Fairness methods so far have only looked at correlations between the sensitive attribute and the prediction
But isn't a causal path more important?

Causality

Example:

Admissions at Berkeley college.

Men were found to be accepted with much higher probability. Was it discrimination?

Causality

Was it discrimination?

Not necessarily! The reason was that women were applying to more competitive departments.

Departments like medicine and law are very competitive (hard to get in).

Departments like computer science are much less competetive (because it's boring ;).

Causality

$R$: admission decision
$A$: gender
$X$: department choice

Causality

If we can understand what causes unfair behavior, then we can take steps to mitigate it.

Basic idea: a sensitive attribute may only affect the prediction via legitimate causal paths.

But how do we model causation?

Causal Graphs

Solution: build causal graphs of your problem

Problem: causality cannot be inferred from observational data

Observational data can only show correlations
For causal information we have to do experiments. (But that is often not ethical.)
Currently: just guess the causal structure

Path-specific causal fairness

$A$ is a sensitive attribute, and its direct effect on $Y$ and effect through $M$ is considered unfair. But $L$ is considered admissible.

Path-specific causal fairness

With a structural causal model (SCM), like this:

You can figure out exactly how each feature should be incorporated in order to make a fair prediction.

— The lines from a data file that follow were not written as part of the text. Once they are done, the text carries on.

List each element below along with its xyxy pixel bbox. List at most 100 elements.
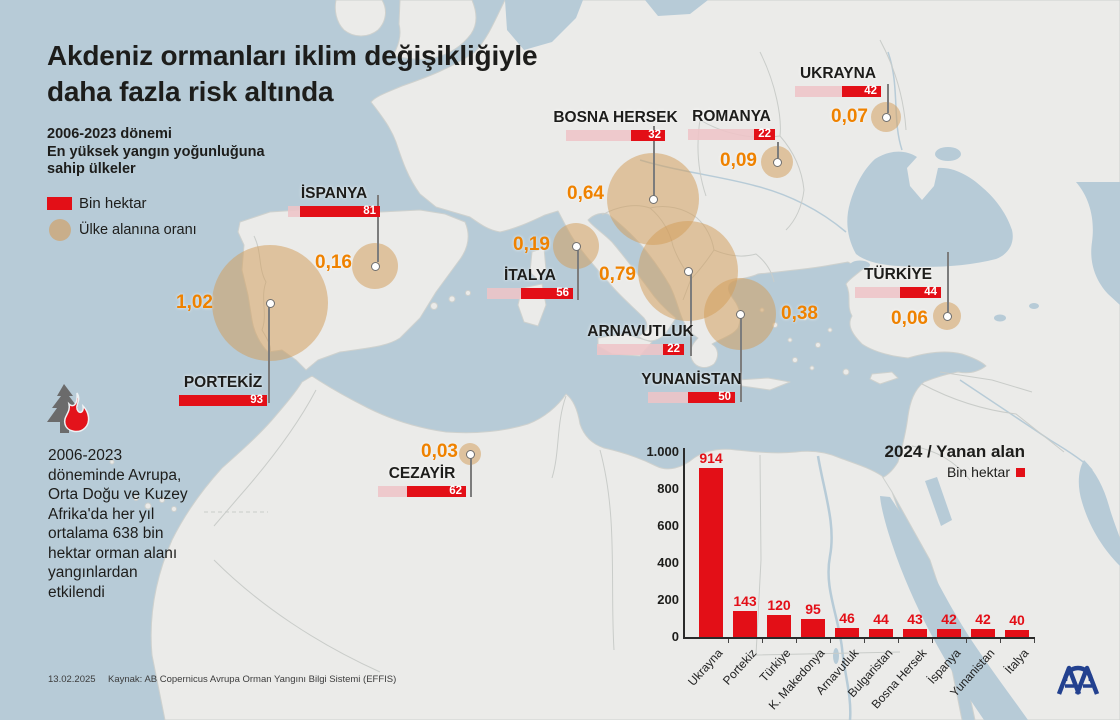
chart-bar-İtalya: [1005, 630, 1029, 637]
chart-bar-value: 40: [1009, 612, 1025, 628]
island-corsica: [529, 247, 547, 281]
map-point-dot-4: [571, 241, 581, 251]
chart-x-tick: [898, 639, 899, 643]
chart-bar-Ukrayna: [699, 468, 723, 637]
country-bar-fill: 62: [407, 485, 466, 497]
sea-black: [847, 151, 1013, 267]
sea-baltic: [645, 0, 708, 16]
map-point-dot-2: [265, 298, 275, 308]
island-cyprus: [869, 371, 899, 385]
country-ratio-value: 0,06: [891, 308, 928, 329]
chart-x-tick: [1034, 639, 1035, 643]
chart-y-tick-label: 400: [657, 555, 679, 570]
country-name: İSPANYA: [300, 185, 368, 202]
chart-y-tick-label: 200: [657, 592, 679, 607]
country-bar-track: 44: [855, 286, 941, 298]
footer-date: 13.02.2025: [48, 674, 96, 685]
country-bar-value: 56: [556, 287, 569, 299]
chart-bar-Türkiye: [767, 615, 791, 637]
legend-circle-label: Ülke alanına oranı: [79, 222, 197, 238]
country-name: ARNAVUTLUK: [587, 323, 694, 340]
chart-bar-İspanya: [937, 629, 961, 637]
land-ireland: [334, 0, 386, 37]
chart-bar-value: 42: [975, 611, 991, 627]
sea-persian-gulf: [1078, 460, 1120, 566]
chart-bar-Arnavutluk: [835, 628, 859, 637]
chart-x-tick: [966, 639, 967, 643]
chart-bar-value: 120: [767, 597, 791, 613]
legend-circle-swatch: [49, 219, 71, 241]
country-bar-fill: 81: [299, 205, 380, 217]
leader-line-3: [470, 458, 472, 497]
river-nile: [816, 455, 852, 720]
country-bar-track: 50: [648, 391, 735, 403]
agency-logo: [1056, 656, 1100, 701]
legend-bar-label: Bin hektar: [79, 195, 147, 212]
leader-line-1: [377, 195, 379, 262]
sea-azov: [935, 147, 961, 161]
chart-bar-value: 42: [941, 611, 957, 627]
country-ratio-value: 0,03: [421, 441, 458, 462]
chart-x-tick: [1000, 639, 1001, 643]
country-bar-fill: 32: [630, 129, 665, 141]
country-name: ROMANYA: [692, 108, 771, 125]
chart-bar-Yunanistan: [971, 629, 995, 637]
country-name: UKRAYNA: [799, 65, 877, 82]
map-point-dot-6: [683, 266, 693, 276]
country-bar-value: 50: [718, 391, 731, 403]
map-point-dot-1: [370, 261, 380, 271]
country-bar-track: 22: [597, 343, 684, 355]
country-ratio-value: 0,07: [831, 106, 868, 127]
chart-bar-value: 914: [699, 450, 723, 466]
country-ratio-value: 0,38: [781, 303, 818, 324]
country-bar-fill: 44: [900, 286, 941, 298]
chart-legend-swatch: [1016, 468, 1025, 477]
map-point-dot-7: [735, 309, 745, 319]
country-bar-track: 42: [795, 85, 881, 97]
chart-title: 2024 / Yanan alan: [884, 442, 1026, 461]
sea-caspian: [1076, 182, 1120, 305]
leader-line-7: [740, 318, 742, 402]
country-bar-fill: 22: [663, 343, 684, 355]
country-bar-track: 81: [288, 205, 380, 217]
chart-legend: Bin hektar: [825, 464, 1025, 480]
country-ratio-value: 0,64: [567, 183, 604, 204]
note-text: 2006-2023 döneminde Avrupa, Orta Doğu ve…: [48, 447, 188, 601]
leader-line-9: [887, 84, 889, 113]
forest-fire-icon: [44, 382, 94, 443]
chart-x-tick: [932, 639, 933, 643]
country-bar-track: 32: [566, 129, 665, 141]
country-bar-value: 62: [449, 485, 462, 497]
country-bar-value: 81: [363, 205, 376, 217]
leader-line-4: [577, 249, 579, 300]
flame-icon: [63, 392, 90, 433]
country-bar-fill: 42: [842, 85, 881, 97]
sea-marmara: [850, 260, 870, 270]
country-bar-fill: 22: [754, 128, 775, 140]
country-name: BOSNA HERSEK: [553, 109, 678, 126]
chart-bar-value: 95: [805, 601, 821, 617]
sea-red: [880, 496, 1028, 720]
land-africa: [150, 375, 963, 720]
chart-legend-label: Bin hektar: [946, 464, 1010, 480]
country-bar-value: 32: [648, 129, 661, 141]
chart-x-tick: [830, 639, 831, 643]
leader-line-6: [690, 274, 692, 356]
country-ratio-value: 0,19: [513, 234, 550, 255]
country-ratio-value: 0,79: [599, 264, 636, 285]
country-ratio-value: 0,16: [315, 252, 352, 273]
country-name: İTALYA: [504, 267, 556, 284]
chart-y-axis: [683, 448, 685, 638]
sea-north: [505, 0, 583, 50]
country-bar-track: 56: [487, 287, 573, 299]
country-name: YUNANİSTAN: [641, 371, 742, 388]
leader-line-8: [777, 142, 779, 158]
country-bar-value: 44: [924, 286, 937, 298]
map-point-dot-10: [942, 311, 952, 321]
chart-x-tick: [864, 639, 865, 643]
country-name: CEZAYİR: [388, 465, 456, 482]
legend-bar-swatch: [47, 197, 72, 210]
subtitle: 2006-2023 dönemi En yüksek yangın yoğunl…: [47, 126, 265, 177]
chart-x-axis: [683, 637, 1035, 639]
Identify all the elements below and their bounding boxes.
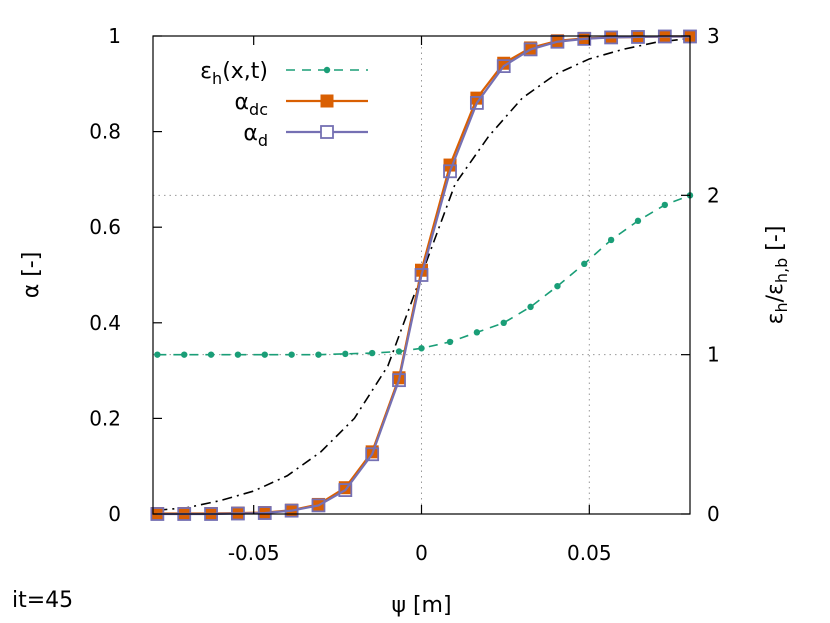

Path-specific causal fairness

Advantage: we can figure out exactly how to avoid unfairness
Problem: requires an SCM, which we usually don't have and which is hard to get
Problem: we have to decide for each feature individually whether it's admissible
- This will not work for computer vision tasks where the raw features are pixels

Counterfactual Fairness

slightly different idea but also based on SCMs (structural causal model)
we're basically asking: in the counterfactual world where your gender was different, would you have been accepted?
- counterfactual: something that has not happened or is not the case

Counterfactuals

Example of a counterfactual statement:

If Oswald had not shot Kennedy, no-one else would have.

This is counterfactual, because Oswald did in fact shoot Kennedy.

It's a claim about a counterfactual world.

Counterfactual Fairness

$U$: set of all unobserved background variables

$P(\hat{y}_{s=i}(U) = 1|x, s=i)=P(\hat{y}_{s=j}(U) = 1|x, s=i)$

$i, j \in \{0, 1\}$

$\hat{y}_{s=k}$: prediction in the counterfactual world where $s=k$

practical consequence: $\hat{y}$ is counterfactually fair if it does not causally depend (as defined by the causal model) on $s$ or any descendants of $s$.

The problem of getting the SCM

Causal models cannot be learned from observational data only
- You can try, but there is no unique solution
Different causal models can lead to very different results

Example with Causal Graphs

Example: Law school success

Task: given GPA score and LSAT (law school entry exam), predict grades after one year in law school: FYA (first year average)

Additionally two sensitive attributes: race and gender

Example with Causal Graphs

Two possible graphs

Causality — Summary

Causal models are very promising and arguably the "right" way to solve the problem.
However these models are difficult to obtain.